Il professore: "I reati devono essere sempre definiti: qui non lo sono. Così si rischia che per un'omelia si venga accusati di omofobia"

"Testo giusto nei fini, non nel metodo. I giudici hanno troppa discrezionalità"

L'arrivo del ddl Zan nell'aula del Senato il 13 luglio, voluto dall'asse Pd M5S Leu per un voto al buio che spacca maggioranza e opinione pubblica, è accompagnato dalla rinascita di «Insieme», partito solitario, più pensatoio che numeri e sondaggi. Punto di riferimento intellettuale, garante dal principio, è il professor Stefano Zamagni. L'ex premier Giuseppe Conte ha tentato un avvicinamento che non è finito bene. Al congresso romano dello scorso fine settimana hanno mostrato interesse il segretario di Stato vaticano Pietro Parolin e il laico Andrea Riccardi, fondatore di Sant'Egidio. «Condivisibile nei fini, sbagliato nel metodo» sintetizza Zamagni parlando del ddl Zan.

Che cosa trova condivisibile di questa legge che spacca il Parlamento?

«Nessuno mette in discussione la necessità di combattere i fenomeni di dileggio discriminazione violenza verso le persone che hanno orientamento sessuale diverso, completando la famosa legge Mancino sui crimini d'odio che aveva lasciato da parte il sesso.

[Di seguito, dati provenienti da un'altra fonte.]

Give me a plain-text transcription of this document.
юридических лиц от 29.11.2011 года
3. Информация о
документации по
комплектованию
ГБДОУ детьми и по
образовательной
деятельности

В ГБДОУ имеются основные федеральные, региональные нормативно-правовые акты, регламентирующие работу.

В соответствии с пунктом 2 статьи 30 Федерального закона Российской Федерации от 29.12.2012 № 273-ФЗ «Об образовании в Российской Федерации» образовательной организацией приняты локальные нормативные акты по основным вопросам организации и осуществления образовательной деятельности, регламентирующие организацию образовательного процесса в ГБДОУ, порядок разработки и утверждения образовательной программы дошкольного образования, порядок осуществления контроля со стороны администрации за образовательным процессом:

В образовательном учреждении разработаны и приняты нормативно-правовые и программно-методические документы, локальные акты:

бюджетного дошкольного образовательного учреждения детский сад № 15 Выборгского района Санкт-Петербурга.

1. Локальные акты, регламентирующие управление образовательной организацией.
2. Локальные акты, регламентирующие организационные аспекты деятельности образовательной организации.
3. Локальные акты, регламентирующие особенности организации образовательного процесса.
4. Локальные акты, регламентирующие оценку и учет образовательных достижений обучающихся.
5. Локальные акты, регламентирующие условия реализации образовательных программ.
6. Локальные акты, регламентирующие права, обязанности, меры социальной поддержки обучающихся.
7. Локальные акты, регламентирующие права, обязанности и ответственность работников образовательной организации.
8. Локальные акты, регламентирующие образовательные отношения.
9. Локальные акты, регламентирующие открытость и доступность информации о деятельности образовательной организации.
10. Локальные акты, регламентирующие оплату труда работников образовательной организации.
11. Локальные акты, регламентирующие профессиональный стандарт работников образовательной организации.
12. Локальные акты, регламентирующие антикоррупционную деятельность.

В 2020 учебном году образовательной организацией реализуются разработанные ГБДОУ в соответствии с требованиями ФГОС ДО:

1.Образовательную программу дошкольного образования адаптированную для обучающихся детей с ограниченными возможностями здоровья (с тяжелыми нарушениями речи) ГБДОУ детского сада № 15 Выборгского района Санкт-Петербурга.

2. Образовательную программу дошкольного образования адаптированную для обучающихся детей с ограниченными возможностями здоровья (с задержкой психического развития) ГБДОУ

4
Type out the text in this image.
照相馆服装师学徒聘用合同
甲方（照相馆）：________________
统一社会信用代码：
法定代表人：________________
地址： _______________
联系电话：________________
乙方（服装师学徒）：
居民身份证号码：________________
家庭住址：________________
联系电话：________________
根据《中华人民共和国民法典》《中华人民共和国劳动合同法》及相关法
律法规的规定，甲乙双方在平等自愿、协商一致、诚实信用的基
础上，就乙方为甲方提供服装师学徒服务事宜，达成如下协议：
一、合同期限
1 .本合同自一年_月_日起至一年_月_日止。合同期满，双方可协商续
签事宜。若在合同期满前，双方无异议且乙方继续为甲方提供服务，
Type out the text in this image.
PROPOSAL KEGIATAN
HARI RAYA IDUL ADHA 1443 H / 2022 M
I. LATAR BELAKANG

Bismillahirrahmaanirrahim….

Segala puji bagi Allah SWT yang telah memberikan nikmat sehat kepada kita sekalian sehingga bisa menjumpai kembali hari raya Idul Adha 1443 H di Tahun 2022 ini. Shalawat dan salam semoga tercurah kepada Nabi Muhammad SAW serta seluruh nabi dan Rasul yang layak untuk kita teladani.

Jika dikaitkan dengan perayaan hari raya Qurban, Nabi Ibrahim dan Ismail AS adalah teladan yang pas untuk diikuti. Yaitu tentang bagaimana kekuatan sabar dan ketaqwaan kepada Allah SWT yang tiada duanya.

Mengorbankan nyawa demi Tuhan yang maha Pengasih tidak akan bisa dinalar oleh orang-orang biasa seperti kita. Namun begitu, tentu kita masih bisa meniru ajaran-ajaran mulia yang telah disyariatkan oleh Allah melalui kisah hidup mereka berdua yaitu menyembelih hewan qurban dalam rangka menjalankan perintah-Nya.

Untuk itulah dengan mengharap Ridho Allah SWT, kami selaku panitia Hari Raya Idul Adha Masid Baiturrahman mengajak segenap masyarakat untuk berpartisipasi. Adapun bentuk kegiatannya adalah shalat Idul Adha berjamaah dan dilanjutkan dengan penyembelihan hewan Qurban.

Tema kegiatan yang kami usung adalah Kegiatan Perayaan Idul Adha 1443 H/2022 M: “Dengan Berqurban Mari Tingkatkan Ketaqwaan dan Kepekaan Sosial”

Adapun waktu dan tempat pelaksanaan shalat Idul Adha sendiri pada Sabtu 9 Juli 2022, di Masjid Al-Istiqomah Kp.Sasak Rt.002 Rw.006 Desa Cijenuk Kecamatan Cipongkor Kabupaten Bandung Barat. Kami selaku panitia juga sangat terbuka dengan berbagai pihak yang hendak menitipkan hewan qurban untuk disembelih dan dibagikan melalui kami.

Il fine è sacrosanto ma il metodo, cioè la via seguita, è sbagliato».

Che cosa la preoccupa maggiormente?

«Io da cittadino devo sapere se l'atto che vado a compiere è reato oppure no. Un gruppo di costituzionalisti, credenti ma anche no, hanno detto che il testo non regge proprio perché in una legge penale i reati devono essere definiti e invece il livello di discrezionalità dei giudici rimane molto alto».

In molti ne fanno una questione di libertà. L'identità di genere, la possibilità di scegliersi il sesso, non va in questa direzione?

«Questioni di bioetica non possono diventare biogiuridiche senza la mediazione culturale necessaria. Quando si parla di identità di genere non si può far dipendere il genere da una questione individualistica legata al singolo perché chi vive in società sa che ci sono regole che vanno rispettate. Non posso dire: faccio quel che voglio in questa come in altre questioni perché distruggo la coesione sociale. C'è una grande differenza tra libertà e libertarismo».

Perché è a rischio la libertà di espressione?

«Il confine non è tracciato. O la legge determina dove finisce la libertà di espressione e dove inizia il reato o è evidente che succederanno cose simili a ciò che è già accaduto in Spagna, in Canada e nei Paesi dove esistono leggi simili. L'arcivescovo di Valencia, per un'omelia in cui difendeva il matrimonio tra uomo e donna, è stato accusato di omofobia. Se anche poi a processo vieni assolto, resta grave, perché intanto devi prendere un avvocato, incorrere in spese ingenti. Se un rettore di seminario invita un seminarista omosessuale a lasciare il seminario, il seminarista potrebbe denunciarlo».

Molte obiezioni riguardano la libertà d'educazione. Concorda?

«Nelle scuole non può essere lo Stato che decide sull'educazione dei figli minorenni perché per Costituzione tocca alla famiglia. Lo Stato ha la responsabilità dell'istruzione, non dell'educazione. Dalla confusione tra questi due livelli nascono molti equivoci».

Come si spiega la radicalità del segretario del Pd, Enrico Letta, che arriva da un partito popolare?

«Noto che all'interno delle migliori intenzioni iniziali, in corso d'opera il testo è stato strumentalizzato da una parte o dall'altra. Comunque vadano le cose e si concluda la vicenda in Parlamento, non finirà bene. Lascerà strascichi in un caso o nell'altro».

Che cosa pensa del dibattito sulla giustizia? È così malmessa?

«Lo vede anche un cieco che non funziona. Io sfido a trovare un italiano che non sia d'accordo. Ma anche queste tematiche sono merci di contrattazione in cui si perdono di vista principi e valori. Nel dopoguerra non era così. E la scuola? Non possiamo isolare una questione dall'altra perché altrimenti scattano i divieti incrociati. Non è sufficiente riformare la giustizia, dobbiamo trasformarla».

In che senso una riforma non è sufficiente? E i referendum?

«La riforma cambia la forma e lascia immutata la sostanza. È una pezza, come il mastice quando buchi la ruota della bici. La trasformazione è la giustizia che ha come fine il bene comune, non solo punitiva.

I referendum non li ho ancora approfonditi: non si può esprimersi su tutto».